Para él, interpretar electroencefalogramas o mapeos cerebrales no es solo técnica; es una ventana al cerebro vivo. Es un reto que exige humildad, pues asegura que el cerebro no da respuestas fáciles: "Te obliga a sentarte, a mirar con calma y a dudar antes de concluir. Cada estudio es un pequeño misterio que resolver".

GUARDIÁN EN EL QUIRÓFANO
Uno de los puntos más críticos de su labor es el monitoreo neurofisiológico intraoperatorio. Mientras los cirujanos intervienen, el Dr. Quiñones vigila en tiempo real que las funciones vitales permanezcan intactas. "La concentración es total. Si una señal se debilita, aviso de inmediato. Lo que está en juego es el movimiento de una pierna, la voz de una persona, su capacidad de valerse por sí misma". Su mayor responsabilidad es invisible pero absoluta: cuidar a la persona que habita dentro de ese cuerpo.
ESCUCHAR ANTES DE INTERPRETAR
A pesar de la alta tecnología que maneja, el doctor mantiene los pies en la tierra. En su consulta recibe desde niños con epilepsia hasta adultos mayores con trastornos del movimiento, y su regla de oro es clara: escuchar antes de interpretar.

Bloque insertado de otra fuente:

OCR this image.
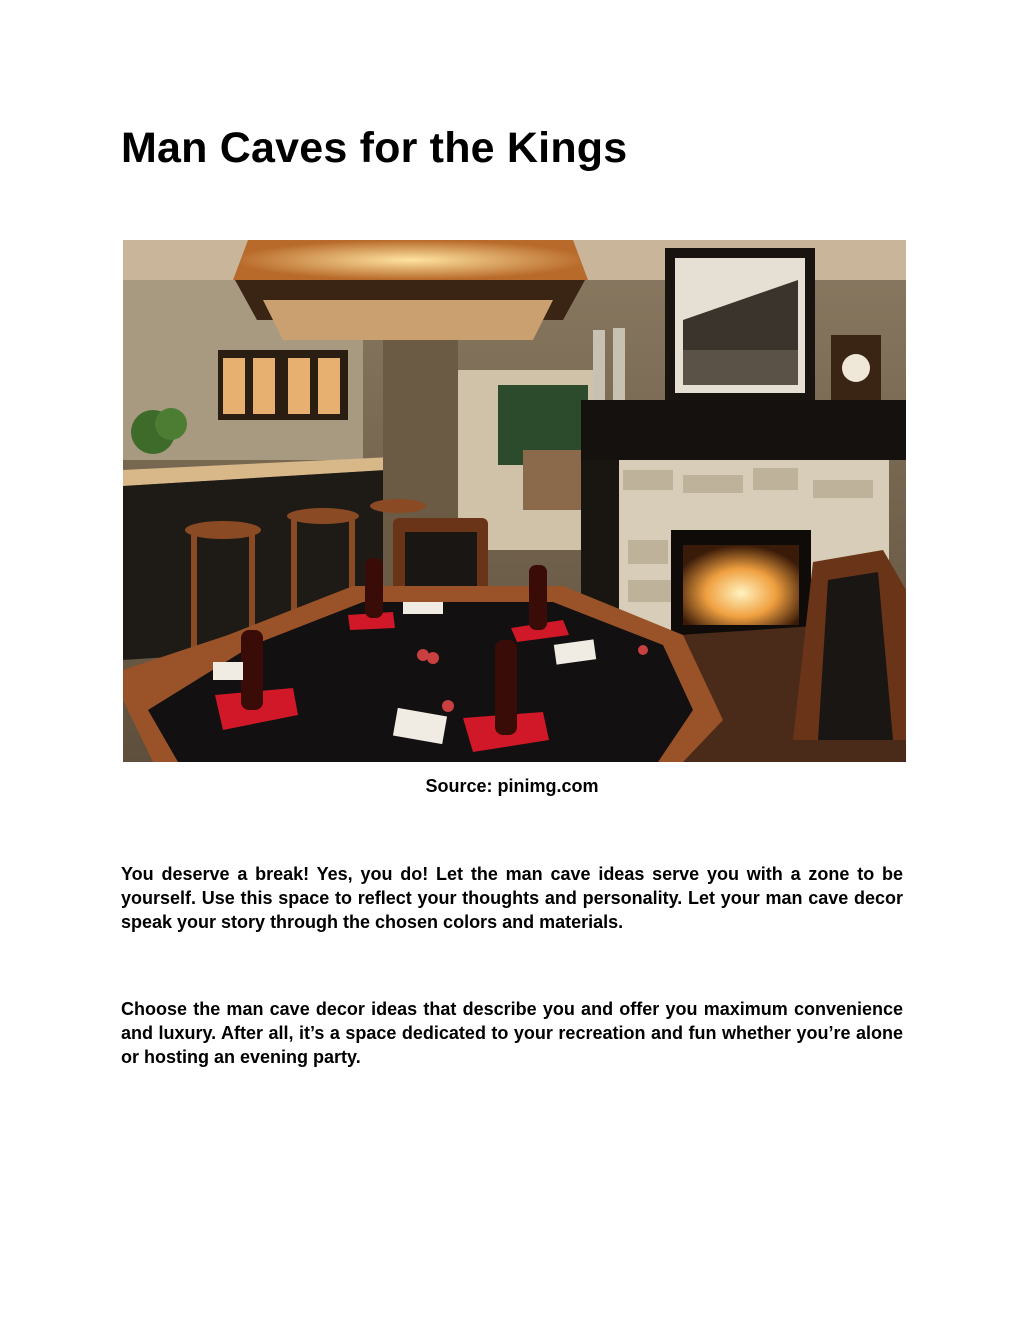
Man Caves for the Kings
Source: pinimg.com

You deserve a break! Yes, you do! Let the man cave ideas serve you with a zone to be yourself. Use this space to reflect your thoughts and personality. Let your man cave decor speak your story through the chosen colors and materials.

Choose the man cave decor ideas that describe you and offer you maximum convenience and luxury. After all, it’s a space dedicated to your recreation and fun whether you’re alone or hosting an evening party.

Advierte que a menudo ignoramos señales que el sistema nervioso envía, como hormigueos constantes, cambios en los dolores de cabeza o pequeñas torpezas al caminar que atribuimos al cansancio. "El sistema nervioso siempre avisa. Más vale una consulta de más que una lesión que pudo prevenirse". UN COMPROMISO DE POR VIDA
¿Qué motiva a un especialista de su nivel a seguir estudiando? La respuesta es sencilla: sus pacientes. Para el Dr. Quiñones, cada caso difícil es una chispa que lo impulsa a no detenerse hasta entender qué sucede. "La medicina es un compromiso de por vida con aprender. El día que sienta que ya lo sé todo, ese día me preocuparé".
Hoy, el Dr. Gerardo Quiñones Pesqueira no solo sigue los pasos de su padre, sino que ha trazado su propio camino en la vanguardia médica, recordándonos que detrás de cada trazo eléctrico en una pantalla, hay una historia humana buscando una respuesta.